Estaba parada en la puerta, con una taza de café frío en la mano. Llevaba puesto un suéter viejo y el cabello recogido en una coleta descuidada. Pero no me importaba. Porque en esta historia, la apariencia ya no decidía nada.

— ¿Puedo dárselas? Solo dejarlas junto a su cama. Y me voy.

— No. No puedes. Está dormida. Y está enferma. No vas a entrar.

— No vine a pelear.

— Y yo no estoy dispuesta a perdonar.

(Silencio.)

— Escucha, Masha… Sé que cometí muchas tonterías.

— ¿Ah, sí? — solté una risa seca, sin alegría. — ¿Cometiste? ¿O sigues cometiéndolas? Demandar por la custodia de una niña no es una tontería, Antón. Es una guerra.

Desvió la mirada.

— Es solo que… Me sentí perdido. Tenía miedo de que me excluyeras por completo. Y yo…

— No estuviste presente durante seis años.

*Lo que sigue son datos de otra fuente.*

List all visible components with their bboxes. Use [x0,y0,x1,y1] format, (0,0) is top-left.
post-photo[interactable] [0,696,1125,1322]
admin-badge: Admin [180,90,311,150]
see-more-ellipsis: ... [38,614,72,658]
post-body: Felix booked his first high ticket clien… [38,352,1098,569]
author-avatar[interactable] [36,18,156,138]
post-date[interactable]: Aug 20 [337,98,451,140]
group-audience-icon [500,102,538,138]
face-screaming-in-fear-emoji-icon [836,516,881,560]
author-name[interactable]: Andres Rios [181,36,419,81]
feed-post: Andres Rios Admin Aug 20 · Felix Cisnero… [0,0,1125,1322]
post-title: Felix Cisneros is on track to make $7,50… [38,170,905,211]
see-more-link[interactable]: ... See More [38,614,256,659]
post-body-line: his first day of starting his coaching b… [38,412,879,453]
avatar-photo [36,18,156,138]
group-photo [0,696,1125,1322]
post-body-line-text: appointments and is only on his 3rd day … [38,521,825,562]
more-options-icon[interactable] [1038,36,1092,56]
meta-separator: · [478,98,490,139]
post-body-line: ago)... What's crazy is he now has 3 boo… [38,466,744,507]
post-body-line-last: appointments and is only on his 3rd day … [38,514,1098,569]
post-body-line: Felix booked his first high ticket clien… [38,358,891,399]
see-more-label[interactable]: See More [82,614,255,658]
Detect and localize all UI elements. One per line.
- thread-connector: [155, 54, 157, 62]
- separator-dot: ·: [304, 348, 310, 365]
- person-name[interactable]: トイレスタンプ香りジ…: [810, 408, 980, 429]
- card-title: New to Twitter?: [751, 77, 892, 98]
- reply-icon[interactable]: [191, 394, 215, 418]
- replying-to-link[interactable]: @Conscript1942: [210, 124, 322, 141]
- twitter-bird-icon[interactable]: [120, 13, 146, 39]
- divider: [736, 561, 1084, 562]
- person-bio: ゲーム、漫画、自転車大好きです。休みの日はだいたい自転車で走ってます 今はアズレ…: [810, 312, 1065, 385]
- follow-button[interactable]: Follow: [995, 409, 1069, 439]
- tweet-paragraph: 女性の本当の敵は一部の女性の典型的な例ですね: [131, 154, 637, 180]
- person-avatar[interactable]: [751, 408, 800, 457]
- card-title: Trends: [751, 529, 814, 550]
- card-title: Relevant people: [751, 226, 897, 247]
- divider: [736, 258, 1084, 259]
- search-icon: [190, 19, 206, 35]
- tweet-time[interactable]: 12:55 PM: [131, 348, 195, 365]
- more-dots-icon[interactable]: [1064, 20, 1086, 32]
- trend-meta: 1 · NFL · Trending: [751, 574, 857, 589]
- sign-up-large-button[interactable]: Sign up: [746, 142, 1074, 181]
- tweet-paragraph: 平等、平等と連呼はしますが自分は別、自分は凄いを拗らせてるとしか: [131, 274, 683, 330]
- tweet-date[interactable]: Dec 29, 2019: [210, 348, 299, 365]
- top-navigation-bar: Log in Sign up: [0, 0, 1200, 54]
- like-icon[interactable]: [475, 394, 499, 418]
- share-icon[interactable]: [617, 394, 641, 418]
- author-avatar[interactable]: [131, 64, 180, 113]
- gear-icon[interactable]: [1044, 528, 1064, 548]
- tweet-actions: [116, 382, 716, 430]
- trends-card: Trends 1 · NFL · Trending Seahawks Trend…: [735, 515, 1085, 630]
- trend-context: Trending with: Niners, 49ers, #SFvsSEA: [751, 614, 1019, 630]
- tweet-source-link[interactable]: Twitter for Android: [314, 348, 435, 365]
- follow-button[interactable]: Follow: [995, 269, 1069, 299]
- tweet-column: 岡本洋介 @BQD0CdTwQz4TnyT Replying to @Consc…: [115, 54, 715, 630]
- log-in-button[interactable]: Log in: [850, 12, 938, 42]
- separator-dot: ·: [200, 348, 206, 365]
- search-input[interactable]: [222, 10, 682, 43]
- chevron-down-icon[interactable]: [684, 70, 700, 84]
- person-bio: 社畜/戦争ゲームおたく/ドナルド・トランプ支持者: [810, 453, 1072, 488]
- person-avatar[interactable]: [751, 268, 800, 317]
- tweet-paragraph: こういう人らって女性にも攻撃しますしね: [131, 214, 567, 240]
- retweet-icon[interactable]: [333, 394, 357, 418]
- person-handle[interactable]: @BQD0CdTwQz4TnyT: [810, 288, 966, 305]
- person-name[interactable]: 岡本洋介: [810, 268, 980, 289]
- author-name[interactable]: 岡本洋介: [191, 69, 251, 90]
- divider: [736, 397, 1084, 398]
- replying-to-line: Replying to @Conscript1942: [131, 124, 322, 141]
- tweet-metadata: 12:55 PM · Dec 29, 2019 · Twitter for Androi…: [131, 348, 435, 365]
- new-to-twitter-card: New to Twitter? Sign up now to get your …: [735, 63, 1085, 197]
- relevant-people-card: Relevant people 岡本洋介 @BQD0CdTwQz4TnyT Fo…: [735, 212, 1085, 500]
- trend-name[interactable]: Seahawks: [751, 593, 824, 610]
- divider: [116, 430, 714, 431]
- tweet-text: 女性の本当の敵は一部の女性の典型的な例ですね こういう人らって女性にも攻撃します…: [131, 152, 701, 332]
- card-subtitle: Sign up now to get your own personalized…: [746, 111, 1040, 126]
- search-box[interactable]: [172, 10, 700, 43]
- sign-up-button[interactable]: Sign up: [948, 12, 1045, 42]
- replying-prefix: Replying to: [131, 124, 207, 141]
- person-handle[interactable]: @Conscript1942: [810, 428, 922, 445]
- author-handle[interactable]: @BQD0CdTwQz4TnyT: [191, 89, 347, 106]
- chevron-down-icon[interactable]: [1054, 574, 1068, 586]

Seis años estuviste ocupado con el “trabajo”. ¿Y ahora tienes miedo?

— Veo cómo has cambiado. Y entiendo que perdí.

— Esto no es un juego. Y tú no eres el protagonista aquí.

(Otro silencio.)

— Solo quería desearle salud a Liza.

— Hazlo desde la puerta. Y vete.

Dejó las flores junto a las escaleras. Cerré la puerta. Tranquila. Sin portazos. Sin histeria. Simplemente la cerré.

Cinco minutos después, llegó un mensaje. Slávik.

«Estoy cerca, si quieres hablar. Y si no quieres, también está bien. Igual estoy cerca.»

Le respondí:

«Gracias. Hoy, eso importa más que nunca.»

Por la noche, estaba otra vez sentada con Liza. Ya se sentía mejor, incluso pidió ver dibujos animados de princesas y no solo quedarse acostada.

— Mamá, ¿tú tienes un príncipe?

— ¿Qué?

— Como en los dibujos. Un príncipe. Que venga a salvarte.

Solté una risa.

— Cariño, ya me salvé sola. Pero tal vez algún día llegue alguien con quien se esté bien. Pero sin caballo. Ni torre.

— ¿Y sin dragones?

— Quizás con uno pequeño. Pero bueno. Como nuestro gatito.

Ella rió. Y yo, en ese momento, entendí: ya no tengo miedo.

Muy tarde abrí la última carta de Slávik. La que venía en la caja, firmada: “Por si algún día quieres empezar de nuevo”.

«Tú no eres una mujer que se deja. Eres una mujer imposible de ignorar. Y si algún día decides que quieres a alguien cerca que no tema tu luz, yo me quedaré. Hasta que digas: basta.»